Prevention of cleft palate in Tgfbr2 mutant embryos by telmisartan. (A) Lateral, frontal and palatal views of Tgfbr2^fl/fl littermate (WT) and Tgfbr2^fl/fl;Wnt1-Cre (CKO) mice after treatment with vehicle or telmisartan. Arrows indicate the edge of the palate. Open arrowheads show defects in the frontal bone. Appearance of the palate was scored as normal or cleft (below). (B) Histological observation of WT and CKO mice after treatment with vehicle or telmisartan. Lower panels show higher magnification of upper panels. Bars, 500 μm (upper panels) and 200 μm (lower panels). (C) Quantification of BrdU-positive cells in E14.5 palate of Tgfbr2^fl/fl (WT) and Tgfbr2^fl/fl;Wnt1-Cre (CKO) mice with or without telmisartan treatment.
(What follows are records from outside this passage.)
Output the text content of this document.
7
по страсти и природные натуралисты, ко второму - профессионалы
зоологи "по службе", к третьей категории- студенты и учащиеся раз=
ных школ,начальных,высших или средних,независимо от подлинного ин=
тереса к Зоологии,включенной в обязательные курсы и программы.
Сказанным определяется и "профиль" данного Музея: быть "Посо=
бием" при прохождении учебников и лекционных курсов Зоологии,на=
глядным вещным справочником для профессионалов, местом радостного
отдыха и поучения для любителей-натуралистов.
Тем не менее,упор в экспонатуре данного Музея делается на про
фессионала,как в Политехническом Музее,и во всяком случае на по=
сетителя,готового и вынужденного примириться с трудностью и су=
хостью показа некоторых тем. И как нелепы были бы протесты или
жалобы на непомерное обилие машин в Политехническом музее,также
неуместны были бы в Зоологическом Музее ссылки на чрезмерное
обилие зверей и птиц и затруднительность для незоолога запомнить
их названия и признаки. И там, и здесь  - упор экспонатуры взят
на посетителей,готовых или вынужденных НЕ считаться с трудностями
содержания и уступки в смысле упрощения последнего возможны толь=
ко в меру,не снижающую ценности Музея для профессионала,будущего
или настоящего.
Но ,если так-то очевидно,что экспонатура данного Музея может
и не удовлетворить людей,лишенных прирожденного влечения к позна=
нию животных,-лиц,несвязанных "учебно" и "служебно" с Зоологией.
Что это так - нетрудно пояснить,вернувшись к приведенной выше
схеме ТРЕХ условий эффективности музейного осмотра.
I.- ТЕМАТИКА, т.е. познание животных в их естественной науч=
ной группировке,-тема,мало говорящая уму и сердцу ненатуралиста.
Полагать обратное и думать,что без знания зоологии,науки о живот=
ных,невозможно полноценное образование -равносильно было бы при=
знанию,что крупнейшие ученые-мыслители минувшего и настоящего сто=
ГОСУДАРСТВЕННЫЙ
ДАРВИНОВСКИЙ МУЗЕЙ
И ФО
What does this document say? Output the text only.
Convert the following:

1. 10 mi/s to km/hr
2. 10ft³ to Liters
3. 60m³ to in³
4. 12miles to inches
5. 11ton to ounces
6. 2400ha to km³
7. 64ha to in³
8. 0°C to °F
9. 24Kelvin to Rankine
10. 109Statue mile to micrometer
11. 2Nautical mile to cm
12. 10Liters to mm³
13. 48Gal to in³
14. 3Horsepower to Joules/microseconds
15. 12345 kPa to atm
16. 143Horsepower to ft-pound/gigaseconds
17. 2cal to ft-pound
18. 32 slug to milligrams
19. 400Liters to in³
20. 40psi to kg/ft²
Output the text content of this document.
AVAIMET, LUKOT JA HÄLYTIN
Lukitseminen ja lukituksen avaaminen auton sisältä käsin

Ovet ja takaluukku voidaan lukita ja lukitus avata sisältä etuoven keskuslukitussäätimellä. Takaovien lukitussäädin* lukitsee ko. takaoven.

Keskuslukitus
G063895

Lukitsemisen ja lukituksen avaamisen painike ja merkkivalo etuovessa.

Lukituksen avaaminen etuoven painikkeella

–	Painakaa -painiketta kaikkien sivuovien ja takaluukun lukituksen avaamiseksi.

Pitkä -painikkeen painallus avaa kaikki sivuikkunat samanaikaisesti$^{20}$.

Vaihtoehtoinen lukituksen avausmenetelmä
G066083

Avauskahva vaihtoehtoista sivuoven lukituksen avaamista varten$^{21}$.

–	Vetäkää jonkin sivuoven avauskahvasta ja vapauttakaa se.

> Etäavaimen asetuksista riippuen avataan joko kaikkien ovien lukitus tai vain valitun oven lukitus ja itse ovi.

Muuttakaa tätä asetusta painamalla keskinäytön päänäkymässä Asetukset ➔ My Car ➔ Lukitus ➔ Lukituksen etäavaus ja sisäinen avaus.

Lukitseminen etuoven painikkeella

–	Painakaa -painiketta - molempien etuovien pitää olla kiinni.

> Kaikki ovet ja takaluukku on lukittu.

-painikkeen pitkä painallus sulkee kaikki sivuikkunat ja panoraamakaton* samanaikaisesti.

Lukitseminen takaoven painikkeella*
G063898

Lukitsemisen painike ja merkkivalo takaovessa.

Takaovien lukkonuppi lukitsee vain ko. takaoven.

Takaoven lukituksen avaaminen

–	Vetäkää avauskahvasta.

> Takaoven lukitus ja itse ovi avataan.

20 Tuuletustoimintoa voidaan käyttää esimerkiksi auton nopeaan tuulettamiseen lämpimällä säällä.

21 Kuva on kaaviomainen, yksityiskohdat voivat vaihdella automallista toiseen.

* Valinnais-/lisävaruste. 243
White bars, WT; black bars, CKO. Three samples per group were used. ***P < 0.001. (D) Quantitative RT–PCR analyses of Ccnd1 and Ccnd3 in WT and CKO MEPM cells with (w) or without (w/o) telmisartan (Tel) treatment. **P < 0.01, ***P < 0.001. (E) Immunoblotting analysis of p38 and phosphorylated p38 (P-p38) in WT and CKO mice after treatment with vehicle (−) or telmisartan (+). (F) Triacylglycerol level in E18.5 WT (white bars) and CKO (black bars) mice after treatment with telmisartan (+) or vehicle (−). *P < 0.05. (G and H) Quantitative RT–PCR analyses of Adcy2 (E) and Pde4b (F) in E14.5 WT and CKO palates. *P < 0.05.